Faktycznie przy pomocy laboratorium z Los Angeles okazało się , że emeryci zostali odurzeni wcześniej taxomadrezyną. W niedługim czasie , (chyba tylko z zupełnego fartu) antynarkotykowi wykryli drobnego dilera , który lubił parać się nowoczesnymi dragami. Okazał się bardzo rozmowny i w niedługim czasie szybko dotarli do zabójcy. Ku ironii faktycznie okazał się zegarmistrzem i to z trzeciego pokolenia. Zdobyte zegary trzymał jednak u swojej matki , a nie w warsztacie. Facet miał nawet koszulę w zegarki.
****
Specter skończył wspominanie i spojrzał na nietypową twarz Juniora. Oczywiście wcześniej dokładnie zbadał i prześledził wzrokiem młodziutką rudą sekretarkę. Nie pociągały go zbytnio ogniste włosy, ale dziewczyna naprawdę miała swój urok i jak sądził ten sam co wcześniej seksowny głosik , który szepcząc do ucha mógłby postawić go do pełnej gotowości szybciej niż jego dopalacz bojowy aktywuje nerwy w całym ciele. Zganił się za wcześniejszą paranoje i starał nie pamiętać zbytnio omamu , który zdarzył mu się na zewnątrz. Cały świat czasem zdawał mu się iluzją, jedna więcej nic nie zrobi w tym oceanie niepewności.

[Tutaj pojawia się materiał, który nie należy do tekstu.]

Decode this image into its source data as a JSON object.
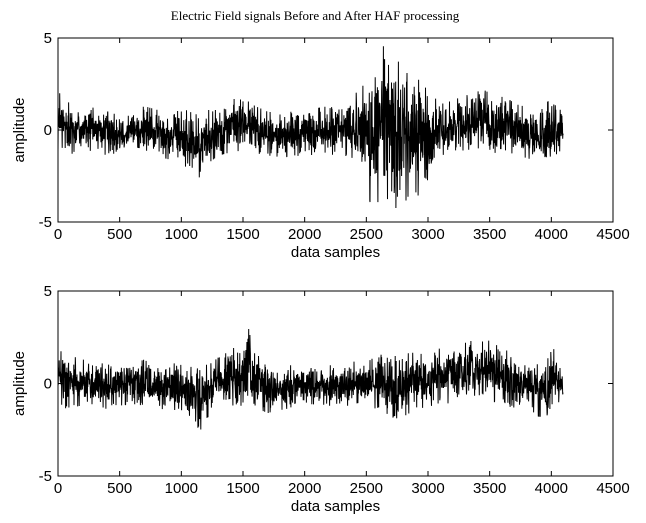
{
  "chart_data": [
    {
      "type": "line",
      "title": "Electric Field signals Before and After HAF processing",
      "xlabel": "data samples",
      "ylabel": "amplitude",
      "xlim": [
        0,
        4500
      ],
      "ylim": [
        -5,
        5
      ],
      "xticks": [
        "0",
        "500",
        "1000",
        "1500",
        "2000",
        "2500",
        "3000",
        "3500",
        "4000",
        "4500"
      ],
      "yticks": [
        "-5",
        "0",
        "5"
      ],
      "grid": false,
      "series": [
        {
          "color": "#000000",
          "x": [
            0,
            100,
            200,
            300,
            400,
            500,
            600,
            700,
            800,
            900,
            1000,
            1100,
            1150,
            1200,
            1300,
            1400,
            1500,
            1550,
            1600,
            1700,
            1800,
            1900,
            2000,
            2100,
            2200,
            2300,
            2400,
            2500,
            2550,
            2600,
            2650,
            2700,
            2750,
            2800,
            2900,
            3000,
            3050,
            3100,
            3200,
            3300,
            3400,
            3450,
            3500,
            3600,
            3700,
            3800,
            3900,
            3950,
            4000,
            4050,
            4096
          ],
          "envelope_min": [
            -1.5,
            -1.3,
            -1.2,
            -1.1,
            -1.4,
            -1.2,
            -1.1,
            -1.2,
            -1.4,
            -1.6,
            -2.0,
            -2.3,
            -2.6,
            -1.9,
            -1.4,
            -1.2,
            -1.2,
            -1.0,
            -1.3,
            -1.6,
            -1.4,
            -1.5,
            -1.3,
            -1.4,
            -1.4,
            -1.6,
            -1.5,
            -2.6,
            -4.8,
            -3.8,
            -4.2,
            -4.0,
            -4.3,
            -3.9,
            -3.6,
            -3.4,
            -2.0,
            -1.4,
            -1.2,
            -1.1,
            -1.0,
            -1.0,
            -1.2,
            -1.3,
            -1.5,
            -1.5,
            -1.8,
            -2.5,
            -1.9,
            -1.4,
            -0.8
          ],
          "envelope_max": [
            2.1,
            1.4,
            1.3,
            1.2,
            1.0,
            1.2,
            1.0,
            1.3,
            1.1,
            1.0,
            1.2,
            0.9,
            0.8,
            1.0,
            1.4,
            1.6,
            1.9,
            1.5,
            1.3,
            1.0,
            0.9,
            1.0,
            1.1,
            1.2,
            1.3,
            1.6,
            1.9,
            2.6,
            3.2,
            4.0,
            5.0,
            4.3,
            3.8,
            3.4,
            2.8,
            2.5,
            1.8,
            1.4,
            1.6,
            1.9,
            2.3,
            2.2,
            2.0,
            1.8,
            1.5,
            1.2,
            1.0,
            1.3,
            1.9,
            1.8,
            0.5
          ]
        }
      ]
    },
    {
      "type": "line",
      "xlabel": "data samples",
      "ylabel": "amplitude",
      "xlim": [
        0,
        4500
      ],
      "ylim": [
        -5,
        5
      ],
      "xticks": [
        "0",
        "500",
        "1000",
        "1500",
        "2000",
        "2500",
        "3000",
        "3500",
        "4000",
        "4500"
      ],
      "yticks": [
        "-5",
        "0",
        "5"
      ],
      "grid": false,
      "series": [
        {
          "color": "#000000",
          "x": [
            0,
            100,
            200,
            300,
            400,
            500,
            600,
            700,
            800,
            900,
            1000,
            1100,
            1150,
            1200,
            1300,
            1400,
            1500,
            1550,
            1600,
            1700,
            1800,
            1900,
            2000,
            2100,
            2200,
            2300,
            2400,
            2500,
            2600,
            2700,
            2730,
            2800,
            2900,
            3000,
            3100,
            3200,
            3300,
            3400,
            3450,
            3500,
            3600,
            3700,
            3800,
            3900,
            3950,
            4000,
            4050,
            4096
          ],
          "envelope_min": [
            -1.4,
            -1.3,
            -1.2,
            -1.1,
            -1.4,
            -1.2,
            -1.1,
            -1.2,
            -1.3,
            -1.5,
            -2.0,
            -2.3,
            -2.6,
            -1.9,
            -1.4,
            -1.2,
            -1.2,
            -1.1,
            -1.3,
            -1.6,
            -1.4,
            -1.5,
            -1.2,
            -1.1,
            -1.2,
            -1.3,
            -1.1,
            -1.0,
            -1.6,
            -2.0,
            -2.8,
            -1.8,
            -1.4,
            -1.3,
            -1.2,
            -1.0,
            -0.9,
            -0.6,
            -0.7,
            -0.9,
            -1.2,
            -1.3,
            -1.5,
            -1.8,
            -2.5,
            -1.9,
            -1.4,
            -0.8
          ],
          "envelope_max": [
            2.0,
            1.5,
            1.3,
            1.2,
            1.0,
            1.2,
            1.0,
            1.3,
            1.1,
            1.0,
            1.2,
            0.9,
            0.8,
            1.0,
            1.4,
            1.8,
            2.3,
            3.0,
            1.7,
            1.2,
            0.9,
            1.0,
            1.0,
            1.0,
            1.0,
            1.1,
            1.4,
            1.2,
            1.5,
            2.0,
            1.8,
            1.6,
            1.7,
            1.7,
            1.9,
            2.0,
            2.2,
            2.4,
            2.6,
            2.3,
            1.9,
            1.6,
            1.3,
            1.0,
            1.3,
            1.9,
            1.8,
            0.5
          ]
        }
      ]
    }
  ]
}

-Junior witaj- machnął ręką , nie chcąc jakoś dotykać zawsze spoconych dłoni, choć spodziewał się iż znajomy i tak zechce przywitać się bezpośrednio- Jakieś wieści o naszej ostrej maszynce?- powiedział Specter trochę co mogło zabrzmieć trochę dwuznacznie, bo mimowolnie spojrzał na młodą dziewczynę.